Graham, however, stressed lawmakers would be able to pass an emergency supplemental funding bill, arguing that Congress isn't a party of the memorandum of understanding (MOU). 
 
"A lot of members of Congress are going to see the benefit of a supplemental for Israel given what Iran's done ... and I think there's a lot of votes in this body for a $1.5 billion appropriation," the South Carolina Republican said. 
 
It's unclear how much support Graham has for his proposal, or how much time he'll have to gather support under a tight election-year timeframe.
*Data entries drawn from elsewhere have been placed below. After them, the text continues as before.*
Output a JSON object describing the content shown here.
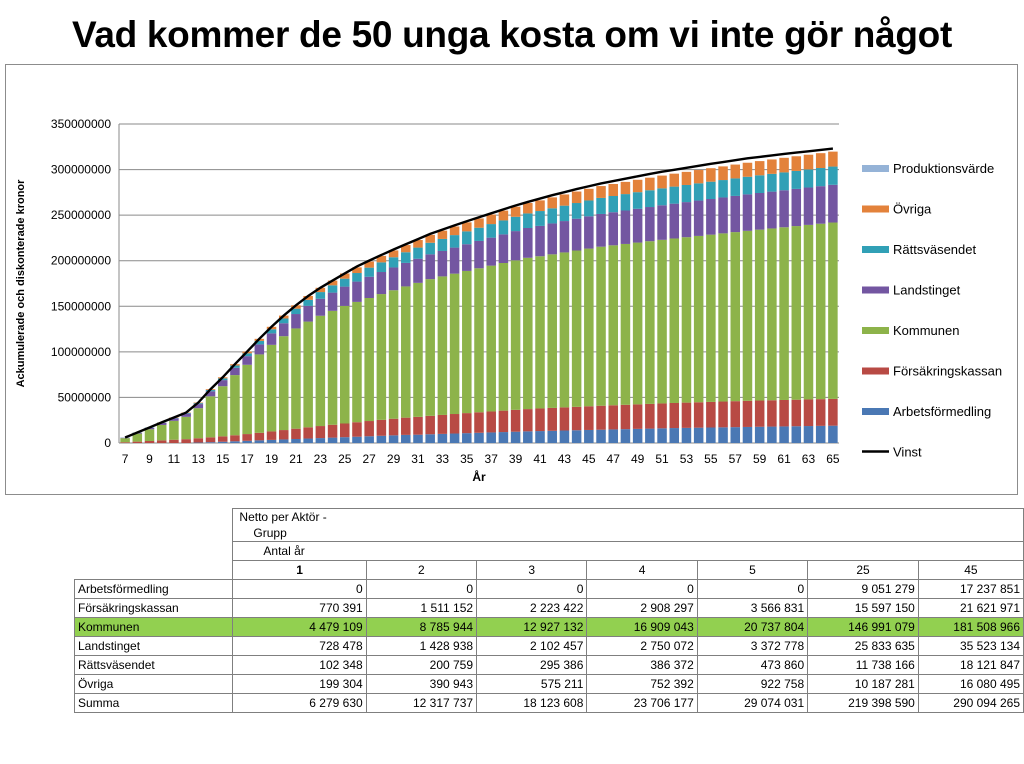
{
  "title": "Vad kommer de 50 unga kosta om vi inte gör något",
  "chart_data": {
    "type": "bar",
    "stacked": true,
    "xlabel": "År",
    "ylabel": "Ackumulerade och diskonterade kronor",
    "ylim": [
      0,
      350000000
    ],
    "yticks": [
      "0",
      "50000000",
      "100000000",
      "150000000",
      "200000000",
      "250000000",
      "300000000",
      "350000000"
    ],
    "xtick_labels": [
      "7",
      "9",
      "11",
      "13",
      "15",
      "17",
      "19",
      "21",
      "23",
      "25",
      "27",
      "29",
      "31",
      "33",
      "35",
      "37",
      "39",
      "41",
      "43",
      "45",
      "47",
      "49",
      "51",
      "53",
      "55",
      "57",
      "59",
      "61",
      "63",
      "65"
    ],
    "x": [
      7,
      8,
      9,
      10,
      11,
      12,
      13,
      14,
      15,
      16,
      17,
      18,
      19,
      20,
      21,
      22,
      23,
      24,
      25,
      26,
      27,
      28,
      29,
      30,
      31,
      32,
      33,
      34,
      35,
      36,
      37,
      38,
      39,
      40,
      41,
      42,
      43,
      44,
      45,
      46,
      47,
      48,
      49,
      50,
      51,
      52,
      53,
      54,
      55,
      56,
      57,
      58,
      59,
      60,
      61,
      62,
      63,
      64,
      65
    ],
    "grid": true,
    "legend_position": "right",
    "series": [
      {
        "name": "Produktionsvärde",
        "color": "#95b3d7",
        "values": [
          0,
          0,
          0,
          0,
          0,
          0,
          0,
          0,
          0,
          0,
          0,
          0,
          0,
          0,
          0,
          0,
          0,
          0,
          0,
          0,
          0,
          0,
          0,
          0,
          0,
          0,
          0,
          0,
          0,
          0,
          0,
          0,
          0,
          0,
          0,
          0,
          0,
          0,
          0,
          0,
          0,
          0,
          0,
          0,
          0,
          0,
          0,
          0,
          0,
          0,
          0,
          0,
          0,
          0,
          0,
          0,
          0,
          0,
          0
        ]
      },
      {
        "name": "Övriga",
        "color": "#e3823b",
        "values": [
          0,
          0,
          0,
          200000,
          400000,
          500000,
          700000,
          900000,
          1200000,
          1500000,
          1900000,
          2300000,
          2700000,
          3200000,
          3700000,
          4200000,
          4700000,
          5200000,
          5700000,
          6200000,
          6700000,
          7100000,
          7500000,
          7900000,
          8300000,
          8700000,
          9100000,
          9500000,
          9900000,
          10200000,
          10500000,
          10800000,
          11100000,
          11400000,
          11700000,
          12000000,
          12300000,
          12600000,
          12800000,
          13000000,
          13200000,
          13400000,
          13600000,
          13800000,
          14000000,
          14200000,
          14400000,
          14600000,
          14800000,
          15000000,
          15200000,
          15400000,
          15600000,
          15800000,
          16000000,
          16100000,
          16200000,
          16300000,
          16400000
        ]
      },
      {
        "name": "Rättsväsendet",
        "color": "#31a0b6",
        "values": [
          100000,
          200000,
          300000,
          400000,
          500000,
          700000,
          1000000,
          1400000,
          1900000,
          2500000,
          3100000,
          3800000,
          4500000,
          5200000,
          5900000,
          6600000,
          7300000,
          8000000,
          8700000,
          9400000,
          10000000,
          10600000,
          11200000,
          11700000,
          12200000,
          12700000,
          13200000,
          13700000,
          14100000,
          14500000,
          14900000,
          15300000,
          15700000,
          16000000,
          16300000,
          16600000,
          16900000,
          17200000,
          17400000,
          17600000,
          17800000,
          18000000,
          18200000,
          18400000,
          18600000,
          18700000,
          18800000,
          18900000,
          19000000,
          19100000,
          19200000,
          19300000,
          19400000,
          19500000,
          19600000,
          19700000,
          19800000,
          19900000,
          20000000
        ]
      },
      {
        "name": "Landstinget",
        "color": "#7356a1",
        "values": [
          500000,
          1000000,
          1600000,
          2200000,
          2800000,
          3500000,
          4500000,
          5500000,
          6700000,
          8000000,
          9500000,
          11000000,
          12600000,
          14200000,
          15800000,
          17300000,
          18700000,
          20000000,
          21200000,
          22300000,
          23300000,
          24200000,
          25000000,
          25800000,
          26500000,
          27200000,
          27900000,
          28600000,
          29300000,
          30000000,
          30700000,
          31400000,
          32100000,
          32700000,
          33300000,
          33900000,
          34400000,
          34900000,
          35400000,
          35900000,
          36300000,
          36700000,
          37100000,
          37500000,
          37900000,
          38200000,
          38500000,
          38800000,
          39100000,
          39400000,
          39700000,
          40000000,
          40200000,
          40400000,
          40600000,
          40800000,
          41000000,
          41200000,
          41400000
        ]
      },
      {
        "name": "Kommunen",
        "color": "#8db34a",
        "values": [
          4500000,
          8800000,
          12900000,
          16900000,
          20700000,
          24500000,
          33000000,
          45000000,
          55000000,
          66000000,
          76000000,
          86000000,
          95000000,
          103000000,
          110000000,
          116000000,
          121000000,
          125000000,
          129000000,
          132000000,
          135000000,
          138000000,
          141000000,
          144000000,
          147000000,
          150000000,
          152000000,
          154000000,
          156000000,
          158000000,
          160000000,
          162000000,
          164000000,
          166000000,
          167000000,
          168500000,
          170000000,
          171500000,
          173000000,
          174500000,
          175500000,
          176500000,
          177500000,
          178500000,
          179500000,
          180500000,
          181500000,
          182500000,
          183500000,
          184500000,
          185500000,
          186500000,
          187500000,
          188500000,
          189500000,
          190500000,
          191500000,
          192500000,
          193500000
        ]
      },
      {
        "name": "Försäkringskassan",
        "color": "#b84a44",
        "values": [
          800000,
          1500000,
          2200000,
          2900000,
          3600000,
          4200000,
          4700000,
          5300000,
          5900000,
          6600000,
          7400000,
          8300000,
          9300000,
          10300000,
          11300000,
          12300000,
          13200000,
          14100000,
          15000000,
          15900000,
          16700000,
          17500000,
          18200000,
          18900000,
          19600000,
          20200000,
          20800000,
          21400000,
          22000000,
          22500000,
          23000000,
          23500000,
          24000000,
          24400000,
          24800000,
          25100000,
          25400000,
          25700000,
          26000000,
          26300000,
          26500000,
          26700000,
          26900000,
          27100000,
          27300000,
          27500000,
          27700000,
          27900000,
          28100000,
          28300000,
          28500000,
          28700000,
          28800000,
          28900000,
          29000000,
          29100000,
          29200000,
          29300000,
          29400000
        ]
      },
      {
        "name": "Arbetsförmedling",
        "color": "#4a78b4",
        "values": [
          0,
          0,
          0,
          0,
          0,
          0,
          500000,
          900000,
          1400000,
          1900000,
          2400000,
          2900000,
          3400000,
          3900000,
          4400000,
          4900000,
          5400000,
          5900000,
          6400000,
          6900000,
          7400000,
          7900000,
          8400000,
          8900000,
          9100000,
          9600000,
          10000000,
          10400000,
          10800000,
          11200000,
          11600000,
          12000000,
          12400000,
          12800000,
          13100000,
          13400000,
          13700000,
          14000000,
          14300000,
          14600000,
          14900000,
          15200000,
          15500000,
          15800000,
          16100000,
          16400000,
          16600000,
          16800000,
          17000000,
          17200000,
          17400000,
          17600000,
          17800000,
          18000000,
          18200000,
          18400000,
          18600000,
          18800000,
          19000000
        ]
      }
    ],
    "line": {
      "name": "Vinst",
      "color": "#000000",
      "values": [
        6000000,
        11500000,
        17000000,
        22600000,
        28000000,
        33400000,
        44400000,
        59000000,
        72100000,
        86500000,
        100300000,
        114300000,
        127500000,
        139800000,
        151100000,
        161300000,
        170300000,
        178200000,
        186000000,
        193700000,
        200100000,
        206300000,
        212300000,
        218100000,
        223700000,
        229400000,
        234100000,
        238800000,
        243300000,
        247700000,
        252000000,
        256300000,
        260600000,
        264500000,
        268200000,
        271900000,
        275200000,
        278600000,
        281700000,
        284800000,
        287400000,
        290000000,
        292600000,
        295200000,
        297700000,
        299800000,
        301900000,
        304100000,
        306300000,
        308300000,
        310300000,
        312300000,
        313900000,
        315500000,
        317100000,
        318600000,
        320000000,
        321500000,
        323000000
      ]
    }
  },
  "table": {
    "header_lines": [
      "Netto per Aktör -",
      "Grupp",
      "Antal år"
    ],
    "columns": [
      "1",
      "2",
      "3",
      "4",
      "5",
      "25",
      "45"
    ],
    "rows": [
      {
        "label": "Arbetsförmedling",
        "values": [
          "0",
          "0",
          "0",
          "0",
          "0",
          "9 051 279",
          "17 237 851"
        ],
        "highlight": false
      },
      {
        "label": "Försäkringskassan",
        "values": [
          "770 391",
          "1 511 152",
          "2 223 422",
          "2 908 297",
          "3 566 831",
          "15 597 150",
          "21 621 971"
        ],
        "highlight": false
      },
      {
        "label": "Kommunen",
        "values": [
          "4 479 109",
          "8 785 944",
          "12 927 132",
          "16 909 043",
          "20 737 804",
          "146 991 079",
          "181 508 966"
        ],
        "highlight": true
      },
      {
        "label": "Landstinget",
        "values": [
          "728 478",
          "1 428 938",
          "2 102 457",
          "2 750 072",
          "3 372 778",
          "25 833 635",
          "35 523 134"
        ],
        "highlight": false
      },
      {
        "label": "Rättsväsendet",
        "values": [
          "102 348",
          "200 759",
          "295 386",
          "386 372",
          "473 860",
          "11 738 166",
          "18 121 847"
        ],
        "highlight": false
      },
      {
        "label": "Övriga",
        "values": [
          "199 304",
          "390 943",
          "575 211",
          "752 392",
          "922 758",
          "10 187 281",
          "16 080 495"
        ],
        "highlight": false
      },
      {
        "label": "Summa",
        "values": [
          "6 279 630",
          "12 317 737",
          "18 123 608",
          "23 706 177",
          "29 074 031",
          "219 398 590",
          "290 094 265"
        ],
        "highlight": false
      }
    ]
  }
}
Lawmakers might recess next week until after the election, meaning his proposal could get tied up by talks of either an omnibus or end-of-the-year continuing resolution (CR). 
 
But Graham added that Israeli officials told him they wanted more money but " just felt like they couldn't go beyond what the MOU said." 
 
Graham, one of the Senate's most vocal defense hawks, tied the push for more money for the Middle Eastern ally to a resurgent Iran. He noted that he also wants to extend the Iran Sanctions Act (ISA), which is currently set to expire at the end of the year. 
 
"I think it's in our interest to send a signal to the ayatollah — the more provocative you are ... the more helpful we're going to be," he said. "I want to send a signal to Iran that as you develop your missiles and as you do this and as you do that we're going to have more assistance to Israel."